• In her forthcoming book, Stolen Pride: Loss, Shame, and the Rise of the Right, Arlie Russell Hochschild (Professor Emerita of Sociology at the University of California, Berkeley) interviews residents of Pikeville, KY, a small city located in the whitest and second-poorest U.S. congressional district where 80% of 2016 voters supported Donald Trump. Hochschild finds a pervasive sense of loss. “There’s a regional story, and that’s that coal jobs are out. They have blamed the liberal war on coal for that loss. Opiate addiction has come in big time and hasn’t stopped,” Hochschild told Democracy Now. “And now many are leaving the region, the young, the most educated. And so, this becomes an area of loss.” Hochschild describes how economic loss can spark shame and describes Donald Trump as the ‘shame president’: “He comes in with an anti-shaming ritual that relieves them of this. And I think that’s a lot of the steam behind the MAGA enthusiasts for the Republican ticket.”
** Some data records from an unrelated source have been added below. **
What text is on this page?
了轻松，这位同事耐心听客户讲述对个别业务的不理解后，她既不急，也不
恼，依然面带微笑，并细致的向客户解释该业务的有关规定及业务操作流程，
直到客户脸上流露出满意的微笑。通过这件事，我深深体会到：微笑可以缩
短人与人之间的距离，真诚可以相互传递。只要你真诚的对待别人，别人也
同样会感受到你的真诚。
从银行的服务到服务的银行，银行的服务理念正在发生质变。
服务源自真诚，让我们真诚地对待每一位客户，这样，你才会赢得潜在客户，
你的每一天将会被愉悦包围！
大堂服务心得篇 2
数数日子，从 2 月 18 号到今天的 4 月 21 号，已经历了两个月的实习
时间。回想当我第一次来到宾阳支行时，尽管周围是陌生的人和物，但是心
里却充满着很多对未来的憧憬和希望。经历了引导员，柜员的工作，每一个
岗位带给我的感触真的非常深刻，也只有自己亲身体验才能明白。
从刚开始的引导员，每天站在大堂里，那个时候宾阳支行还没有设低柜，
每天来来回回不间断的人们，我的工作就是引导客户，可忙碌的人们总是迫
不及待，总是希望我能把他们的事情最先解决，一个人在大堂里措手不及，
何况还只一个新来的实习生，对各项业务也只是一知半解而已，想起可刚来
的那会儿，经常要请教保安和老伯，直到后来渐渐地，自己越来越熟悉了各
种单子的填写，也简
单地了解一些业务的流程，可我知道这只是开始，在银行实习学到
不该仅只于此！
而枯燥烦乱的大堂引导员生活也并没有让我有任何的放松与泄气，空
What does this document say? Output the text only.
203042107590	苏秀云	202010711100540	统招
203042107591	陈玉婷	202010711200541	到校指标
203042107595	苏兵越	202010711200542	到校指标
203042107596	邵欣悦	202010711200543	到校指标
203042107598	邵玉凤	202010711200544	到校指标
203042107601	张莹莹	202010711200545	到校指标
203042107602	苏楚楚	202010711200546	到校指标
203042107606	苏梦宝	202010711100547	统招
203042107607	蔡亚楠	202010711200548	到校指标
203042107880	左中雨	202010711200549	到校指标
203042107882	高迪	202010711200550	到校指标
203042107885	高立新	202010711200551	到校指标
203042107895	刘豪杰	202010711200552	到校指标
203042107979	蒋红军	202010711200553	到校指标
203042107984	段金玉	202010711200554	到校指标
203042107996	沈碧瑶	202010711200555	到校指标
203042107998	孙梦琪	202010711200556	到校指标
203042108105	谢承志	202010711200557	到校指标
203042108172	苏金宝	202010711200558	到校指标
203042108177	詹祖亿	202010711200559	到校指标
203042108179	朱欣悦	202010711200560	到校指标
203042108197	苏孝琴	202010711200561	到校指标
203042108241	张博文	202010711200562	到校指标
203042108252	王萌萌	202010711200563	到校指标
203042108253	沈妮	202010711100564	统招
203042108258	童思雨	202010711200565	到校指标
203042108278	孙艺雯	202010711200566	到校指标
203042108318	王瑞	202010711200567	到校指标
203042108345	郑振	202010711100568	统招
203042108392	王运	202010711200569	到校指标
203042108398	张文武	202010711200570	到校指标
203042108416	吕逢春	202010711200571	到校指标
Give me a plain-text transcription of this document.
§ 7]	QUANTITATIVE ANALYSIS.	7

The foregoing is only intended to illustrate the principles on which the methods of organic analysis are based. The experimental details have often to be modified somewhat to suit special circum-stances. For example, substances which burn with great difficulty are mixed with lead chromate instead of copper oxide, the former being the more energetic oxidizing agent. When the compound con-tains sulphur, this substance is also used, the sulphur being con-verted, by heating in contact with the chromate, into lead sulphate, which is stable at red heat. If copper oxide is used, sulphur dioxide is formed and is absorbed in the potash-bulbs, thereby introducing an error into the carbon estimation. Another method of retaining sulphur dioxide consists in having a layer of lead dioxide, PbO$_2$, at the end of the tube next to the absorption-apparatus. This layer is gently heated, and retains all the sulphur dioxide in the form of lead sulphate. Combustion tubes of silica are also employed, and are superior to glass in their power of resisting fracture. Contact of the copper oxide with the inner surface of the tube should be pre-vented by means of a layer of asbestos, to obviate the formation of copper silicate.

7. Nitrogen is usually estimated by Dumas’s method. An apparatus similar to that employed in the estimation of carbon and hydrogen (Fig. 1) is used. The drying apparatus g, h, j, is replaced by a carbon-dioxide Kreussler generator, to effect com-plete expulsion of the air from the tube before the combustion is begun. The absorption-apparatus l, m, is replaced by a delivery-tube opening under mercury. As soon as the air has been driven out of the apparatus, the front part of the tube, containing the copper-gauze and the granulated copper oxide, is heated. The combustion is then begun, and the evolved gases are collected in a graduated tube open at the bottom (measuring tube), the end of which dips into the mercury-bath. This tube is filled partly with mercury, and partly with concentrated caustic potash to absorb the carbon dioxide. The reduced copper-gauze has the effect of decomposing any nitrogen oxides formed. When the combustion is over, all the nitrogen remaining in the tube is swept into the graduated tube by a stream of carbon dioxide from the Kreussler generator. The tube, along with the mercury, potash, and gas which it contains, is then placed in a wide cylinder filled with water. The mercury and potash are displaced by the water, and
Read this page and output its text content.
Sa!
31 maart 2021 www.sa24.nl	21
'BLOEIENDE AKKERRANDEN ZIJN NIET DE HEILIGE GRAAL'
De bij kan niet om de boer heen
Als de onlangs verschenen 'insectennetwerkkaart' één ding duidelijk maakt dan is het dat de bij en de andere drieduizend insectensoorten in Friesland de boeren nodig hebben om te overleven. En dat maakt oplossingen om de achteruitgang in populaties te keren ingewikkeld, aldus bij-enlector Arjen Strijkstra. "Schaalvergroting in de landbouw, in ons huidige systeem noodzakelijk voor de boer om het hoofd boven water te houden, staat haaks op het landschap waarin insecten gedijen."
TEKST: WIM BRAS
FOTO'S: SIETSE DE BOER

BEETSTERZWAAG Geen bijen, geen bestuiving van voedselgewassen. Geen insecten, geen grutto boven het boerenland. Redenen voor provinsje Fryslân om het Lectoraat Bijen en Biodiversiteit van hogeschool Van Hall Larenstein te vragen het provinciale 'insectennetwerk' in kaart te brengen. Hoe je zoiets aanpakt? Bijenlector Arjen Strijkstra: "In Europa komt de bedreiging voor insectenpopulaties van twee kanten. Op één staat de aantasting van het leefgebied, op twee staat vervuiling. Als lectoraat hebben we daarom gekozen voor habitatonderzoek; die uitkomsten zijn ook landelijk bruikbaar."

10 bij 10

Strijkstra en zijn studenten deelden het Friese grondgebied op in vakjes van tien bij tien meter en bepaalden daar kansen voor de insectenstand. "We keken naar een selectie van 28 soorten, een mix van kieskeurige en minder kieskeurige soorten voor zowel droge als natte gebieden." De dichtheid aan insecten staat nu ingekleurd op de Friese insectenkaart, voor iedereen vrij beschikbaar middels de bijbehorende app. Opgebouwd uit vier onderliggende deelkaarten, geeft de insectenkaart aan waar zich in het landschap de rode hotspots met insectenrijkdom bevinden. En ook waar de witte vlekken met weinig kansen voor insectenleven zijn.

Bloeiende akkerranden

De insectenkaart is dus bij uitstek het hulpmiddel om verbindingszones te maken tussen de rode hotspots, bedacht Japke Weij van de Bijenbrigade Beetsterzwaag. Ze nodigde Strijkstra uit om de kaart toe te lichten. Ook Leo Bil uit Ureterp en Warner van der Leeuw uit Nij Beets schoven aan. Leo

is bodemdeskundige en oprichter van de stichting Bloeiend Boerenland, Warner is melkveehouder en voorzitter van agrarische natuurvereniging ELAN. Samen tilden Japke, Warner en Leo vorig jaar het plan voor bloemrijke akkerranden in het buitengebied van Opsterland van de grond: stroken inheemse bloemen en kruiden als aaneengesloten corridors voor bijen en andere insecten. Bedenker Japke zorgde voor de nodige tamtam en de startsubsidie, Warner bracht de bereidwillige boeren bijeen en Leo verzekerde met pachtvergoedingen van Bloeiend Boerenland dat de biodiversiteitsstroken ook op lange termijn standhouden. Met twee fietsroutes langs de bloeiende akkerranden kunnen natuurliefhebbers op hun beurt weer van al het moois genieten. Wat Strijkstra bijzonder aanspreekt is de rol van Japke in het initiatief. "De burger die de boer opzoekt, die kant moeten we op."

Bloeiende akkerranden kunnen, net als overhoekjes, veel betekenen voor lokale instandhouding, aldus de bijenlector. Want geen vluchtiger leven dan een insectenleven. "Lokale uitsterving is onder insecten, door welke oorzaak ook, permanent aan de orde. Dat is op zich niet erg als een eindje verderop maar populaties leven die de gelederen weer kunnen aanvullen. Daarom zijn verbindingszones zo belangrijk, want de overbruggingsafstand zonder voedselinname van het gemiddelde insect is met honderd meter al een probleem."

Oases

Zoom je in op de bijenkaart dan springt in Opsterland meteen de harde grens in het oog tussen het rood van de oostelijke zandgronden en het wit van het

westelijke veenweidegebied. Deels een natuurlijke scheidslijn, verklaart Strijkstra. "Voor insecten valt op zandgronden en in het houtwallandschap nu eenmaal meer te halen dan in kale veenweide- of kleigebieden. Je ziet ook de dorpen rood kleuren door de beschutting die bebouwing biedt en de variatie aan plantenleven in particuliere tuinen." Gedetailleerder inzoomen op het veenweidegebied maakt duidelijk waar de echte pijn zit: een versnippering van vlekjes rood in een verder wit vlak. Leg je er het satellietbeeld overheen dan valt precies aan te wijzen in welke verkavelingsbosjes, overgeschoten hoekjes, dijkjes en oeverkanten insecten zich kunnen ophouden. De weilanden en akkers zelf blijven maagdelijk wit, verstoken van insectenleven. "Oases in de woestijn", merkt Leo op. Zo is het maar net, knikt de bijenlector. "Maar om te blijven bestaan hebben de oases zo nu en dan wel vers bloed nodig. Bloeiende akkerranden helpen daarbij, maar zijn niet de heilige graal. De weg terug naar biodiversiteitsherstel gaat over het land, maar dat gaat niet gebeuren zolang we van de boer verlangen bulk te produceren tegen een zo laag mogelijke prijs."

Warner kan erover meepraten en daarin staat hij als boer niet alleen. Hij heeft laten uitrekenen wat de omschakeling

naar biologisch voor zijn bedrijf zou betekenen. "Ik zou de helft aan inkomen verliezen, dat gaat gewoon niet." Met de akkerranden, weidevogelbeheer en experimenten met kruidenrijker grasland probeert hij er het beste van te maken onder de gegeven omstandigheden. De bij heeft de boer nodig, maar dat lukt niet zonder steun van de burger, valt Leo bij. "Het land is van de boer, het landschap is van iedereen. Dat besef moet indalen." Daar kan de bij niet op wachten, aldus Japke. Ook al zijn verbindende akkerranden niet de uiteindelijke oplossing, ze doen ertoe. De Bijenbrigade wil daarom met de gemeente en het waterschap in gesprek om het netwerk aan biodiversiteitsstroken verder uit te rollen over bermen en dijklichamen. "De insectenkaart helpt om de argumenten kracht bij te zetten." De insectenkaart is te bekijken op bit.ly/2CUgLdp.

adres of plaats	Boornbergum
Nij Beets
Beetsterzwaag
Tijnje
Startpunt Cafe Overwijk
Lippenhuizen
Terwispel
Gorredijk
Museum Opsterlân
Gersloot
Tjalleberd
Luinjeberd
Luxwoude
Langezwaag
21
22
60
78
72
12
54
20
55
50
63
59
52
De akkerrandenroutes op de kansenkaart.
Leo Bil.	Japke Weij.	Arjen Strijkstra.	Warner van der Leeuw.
  • On July 13th, former President Donald Trump survived an attempted assassination at a campaign rally in Butler, PA. Katherine Stewart (author and journalist) and Samuel Perry (Professor of Sociology at the University of Oklahoma) appeared on Vanity Fair’s Inside the Hive podcast to discuss the political impact of Christian Nationalism and how the assassination attempt may reinforce Trump’s messiah-like image among followers. “Everybody’s saying it’s providence, he was saved by God,” Stewart said. “A sector of the movement has, frankly, consistently framed the contemporary political landscape as being one of spiritual warfare.” Perry added that the Republican Party has powerfully harnessed religion as a uniting message and that Democrats need to define a shared value system: “‘What unites us as a people?’ Well, in their mind, it’s this Christian heritage and ethnic culture that they adhere to. But for the rest of Americans, what does unite us?”
  • Callum Cant (Postdoctoral Researcher at the University of Oxford) wrote an opinion piece for The Guardian on the narrow defeat for union recognition for Amazon employees in the U.K. Following a wave of strikes in U.K. warehouses in 2022, Cant describes that Amazon “had to use every trick in its extensive union-busting playbook to secure the result.” Cant argues that Amazon’s razor-thin victory indicates that global efforts for union recognition are at a tipping point and, under harsh economic conditions, “workers may find that they have no other choice but to get organized.”
  • Chua Beng Huat’s (Professor Emeritus of Sociology and Anthropology at the National University of Singapore) recent book, Public Subsidy / Private Accumulation: the Political Economy of Singapore’s Public Housing, offers an analysis of housing in Singapore and the increasingly visible problems with Housing Board flats. Huat argues that the government faces a delicate balancing act between curbing runaway housing prices that are preventing young, first-time buyers from buying their first flat and maintaining the value of homes as a primary asset for older owners. Huat also notes that buy-sell-repurchase cycles of Housing Board (HDB) flats may contribute to inequalities: “The younger generation is more calculative about making a profit from HDB, but in practice, only those with higher income among the residents are able to upgrade.” This story was covered by The Straits Times.